September 1, 2010
How Many Dinosaurs Could Live in Central Park? Finally, Bob’s Dinosaur Blog has the answer.
When Humans and Dinosaurs Walked the Earth: ART Evolved presents an illustrated guide to the various categories of “paleo-fiction” plot devices that bring humans and dinosaurs together: Lost Worlds, Cryptozoologic, Time Travel, Scientific Resurrection, Radioactive Resurrection, Fantasy, Hyper-Evolved Dinosaurs, Anthropomorphized and Cave People. (In my opinion, the list overlooked three other fictional genres: Extraterrestrial Dinosaurs, Robotic Dinosaurs and Intelligent Design.)
Put a Sauropod in Your Tank: Love in the Time of Chasmosaurs presents a gallery of vintage dinosaur art, courtesy of Sinclair Oil: “It’s not technically accurate to use a dinosaur as an oil company’s logo. But a logo of a plant probably wouldn’t scream ‘fossil fuel’ to most people, so it’s understandable why the company would draw inspiration from the most iconic fossils of all.”
Back to Nature: At Whirlpool of Life, Scott Sampson argues that—far more than innovative “green” technologies—we need a new mindset that reinserts humanity inside nature. Sampson believes natural history museums are crucial to achieving that goal: “Imagine for a moment natural history museums becoming agents of social change. Imagine if they fostered a new, more sustainable worldview by connecting people with local (nonhuman) nature. Imagine if the information flow went two ways instead of one, with museums acting as centers for convocation, catalysts for conversation about the current state of our community, our country, our world…. Such a vision would not only include advocacy, but embrace it.”

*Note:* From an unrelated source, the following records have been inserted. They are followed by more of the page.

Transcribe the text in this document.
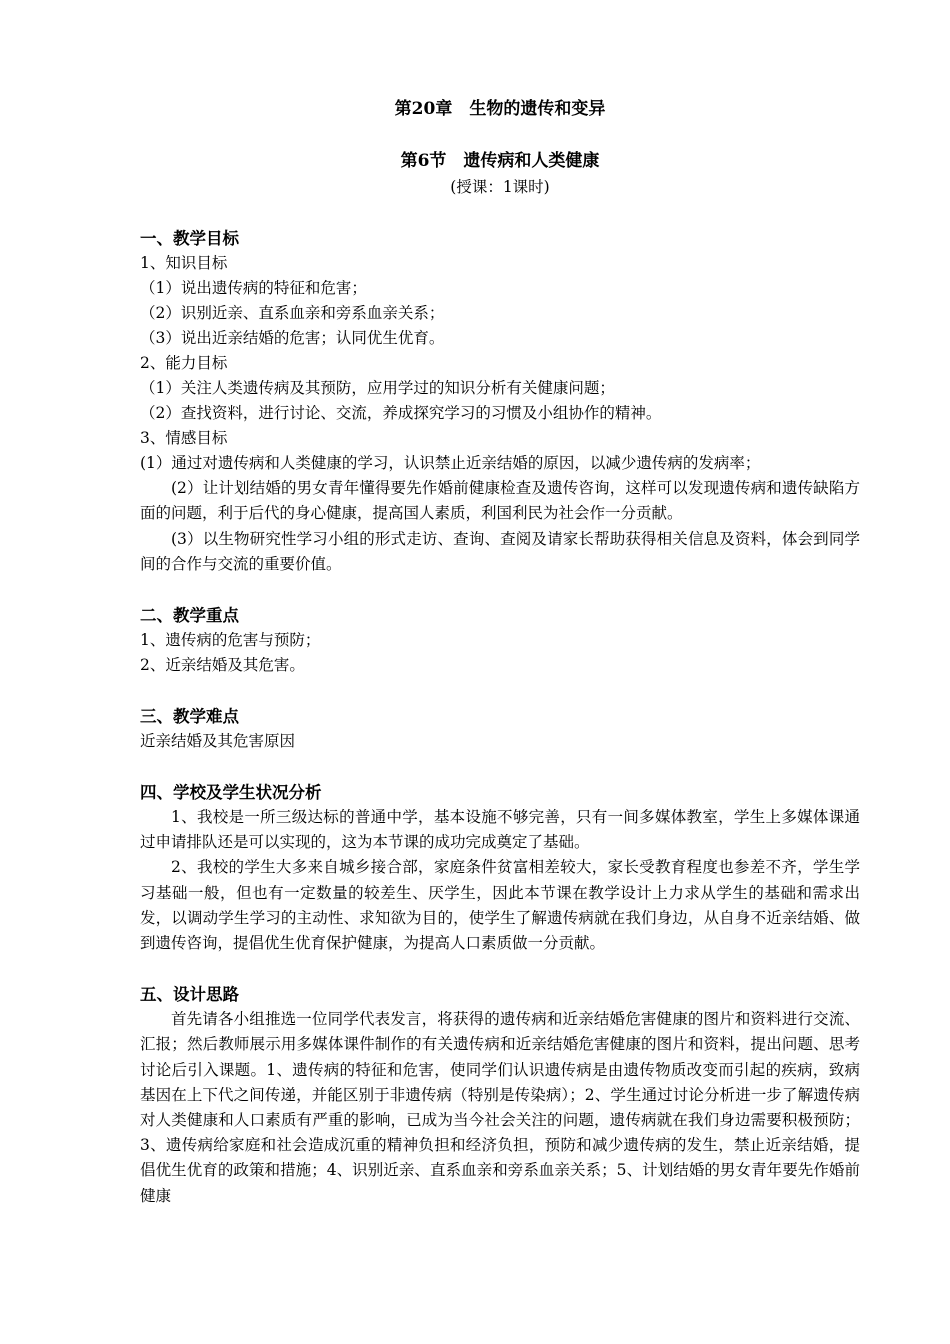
第20章　生物的遗传和变异

第6节　遗传病和人类健康

(授课：1课时)

一、教学目标

1、知识目标

（1）说出遗传病的特征和危害；

（2）识别近亲、直系血亲和旁系血亲关系；

（3）说出近亲结婚的危害；认同优生优育。

2、能力目标

（1）关注人类遗传病及其预防，应用学过的知识分析有关健康问题；

（2）查找资料，进行讨论、交流，养成探究学习的习惯及小组协作的精神。

3、情感目标

(1）通过对遗传病和人类健康的学习，认识禁止近亲结婚的原因，以减少遗传病的发病率；

(2）让计划结婚的男女青年懂得要先作婚前健康检查及遗传咨询，这样可以发现遗传病和遗传缺陷方面的问题，利于后代的身心健康，提高国人素质，利国利民为社会作一分贡献。

(3）以生物研究性学习小组的形式走访、查询、查阅及请家长帮助获得相关信息及资料，体会到同学间的合作与交流的重要价值。

二、教学重点

1、遗传病的危害与预防；

2、近亲结婚及其危害。

三、教学难点

近亲结婚及其危害原因

四、学校及学生状况分析

1、我校是一所三级达标的普通中学，基本设施不够完善，只有一间多媒体教室，学生上多媒体课通过申请排队还是可以实现的，这为本节课的成功完成奠定了基础。

2、我校的学生大多来自城乡接合部，家庭条件贫富相差较大，家长受教育程度也参差不齐，学生学习基础一般，但也有一定数量的较差生、厌学生，因此本节课在教学设计上力求从学生的基础和需求出发，以调动学生学习的主动性、求知欲为目的，使学生了解遗传病就在我们身边，从自身不近亲结婚、做到遗传咨询，提倡优生优育保护健康，为提高人口素质做一分贡献。

五、设计思路

首先请各小组推选一位同学代表发言，将获得的遗传病和近亲结婚危害健康的图片和资料进行交流、汇报；然后教师展示用多媒体课件制作的有关遗传病和近亲结婚危害健康的图片和资料，提出问题、思考讨论后引入课题。1、遗传病的特征和危害，使同学们认识遗传病是由遗传物质改变而引起的疾病，致病基因在上下代之间传递，并能区别于非遗传病（特别是传染病）；2、学生通过讨论分析进一步了解遗传病对人类健康和人口素质有严重的影响，已成为当今社会关注的问题，遗传病就在我们身边需要积极预防；3、遗传病给家庭和社会造成沉重的精神负担和经济负担，预防和减少遗传病的发生，禁止近亲结婚，提倡优生优育的政策和措施；4、识别近亲、直系血亲和旁系血亲关系；5、计划结婚的男女青年要先作婚前健康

Paleo-Politics: Budget-cutting senators have expressed their disapproval of a National Science Foundation-sponsored trip that sent Montana State students to study dinosaur eggs in China. Dinochick gives Washington, D.C. a piece of her mind.
The Taxonomy of SpongeBob SquarePants: In an act born of brilliance or too much free time (likely, both), T. Michael Keesey, who blogs at Three-Pound Monkey Brain, has created a phylogenetic tree of cartoon animals.
Defying Gravity: Mark Witton presents a cool new Pteranodon sketch—depicting it in the moments before take-off, using its arms, not its legs, as the main launch propulsor. Why its arms? Witton explains it all for you.
Superarchaeologist: At Palaeoblog, the Man of Steel reveals yet another superpower: fossil-hunting.